There are two form factors - a library and application. As far as library is considered, this is the only way to teach bundler (either bundle it or leave it via externals
).
At an application level, you can write your own code to partially achieve what you seek with help of CDN. For this, you use externals and tell Webpack, for example, that react
will be available as global React
object on window
namespace.
Now before your library is getting consumed, you have to add a dynamic code where to check for presence of React
object.
function async initialize() {
if (!window.React) {
const React = await import(/* webpackIgnore: true */ 'https://unpkg.com/react@18/umd/react.development.js')
window.React = React;
initializeMicroapp();
} else {
initializeMicroapp();
return Promise.resolve();
}
}
Your initialize
function for microapp is async and returns a promise. This is usually the pattern to go ahead with shell + micro-frontends.

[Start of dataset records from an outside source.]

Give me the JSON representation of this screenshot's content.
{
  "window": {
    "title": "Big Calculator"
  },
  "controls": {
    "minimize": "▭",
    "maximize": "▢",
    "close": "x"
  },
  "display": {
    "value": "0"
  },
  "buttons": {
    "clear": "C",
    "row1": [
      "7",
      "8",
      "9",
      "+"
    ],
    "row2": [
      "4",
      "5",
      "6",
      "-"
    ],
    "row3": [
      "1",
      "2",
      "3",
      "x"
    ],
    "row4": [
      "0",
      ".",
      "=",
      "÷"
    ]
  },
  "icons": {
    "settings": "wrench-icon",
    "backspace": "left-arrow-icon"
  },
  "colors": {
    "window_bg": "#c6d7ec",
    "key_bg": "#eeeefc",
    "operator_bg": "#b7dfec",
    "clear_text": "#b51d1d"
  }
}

On a side note, you can use module federation approach which is actually meant to solve exactly similar use-case. With module federation, you can teach Webpack that if the host/shell provides a library, then Webpack should simply ignore its bundled copy of that library while serving only other necessary code. However, I advice caution as it is a very specific pattern and neither de-facto nor de-jure at this point. It is recommended when you are having sufficient scale and many independent teams working on same product space.